治療は、視野障害の進行のスピードを遅らせ、生涯にわたり日常生活に支障がないよう視野を維持することを目的に行われます。残念ながら、老化によっても網膜神経節細胞は減少していくため、進行しないようにできるだけ早期から積極的に治療を行っていく必要があります。
まず始めは点眼薬による眼圧下降治療が行われます。眼圧下降の効果は、房水産生の抑制と房水流出の促進によって得られます。数回、無治療時の眼圧を測定し、基準となる眼圧がわかったら、病期を考慮して目標眼圧を設定します。

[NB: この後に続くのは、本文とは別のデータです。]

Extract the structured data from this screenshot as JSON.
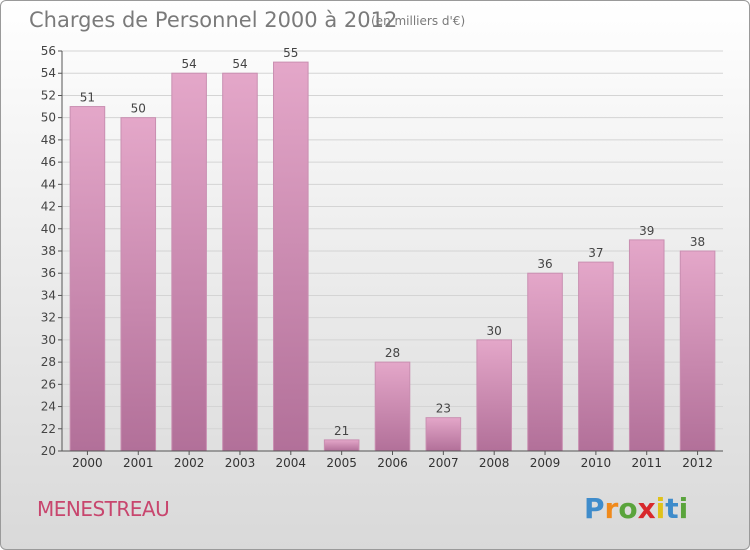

通常1種類から点眼治療を開始し、目標眼圧を目指して点眼薬の変更・追加を行います。目標眼圧までの下降が達成されたら、4ヶ月ごとに視野検査による視野障害の進行判定を行い、進行がみられる場合には、更に点眼薬追加やレーザー治療を検討します。最近、点眼薬は眼圧作用機序の異なる2剤が混ざった配合薬が登場し利便性が向上しています。点眼治療を複数行っても、眼圧が高い場合には内服薬や点滴による治療を行うこともあります。しかし、副作用などを考慮すると、内服薬や点滴による治療を長期に渡って行うのは難しいと考えられます。それでも視野障害の進行が阻止できない場合に手術となります。手術の方法としては、線維柱帯切開術や線維柱帯切除術(濾過手術)などがあります。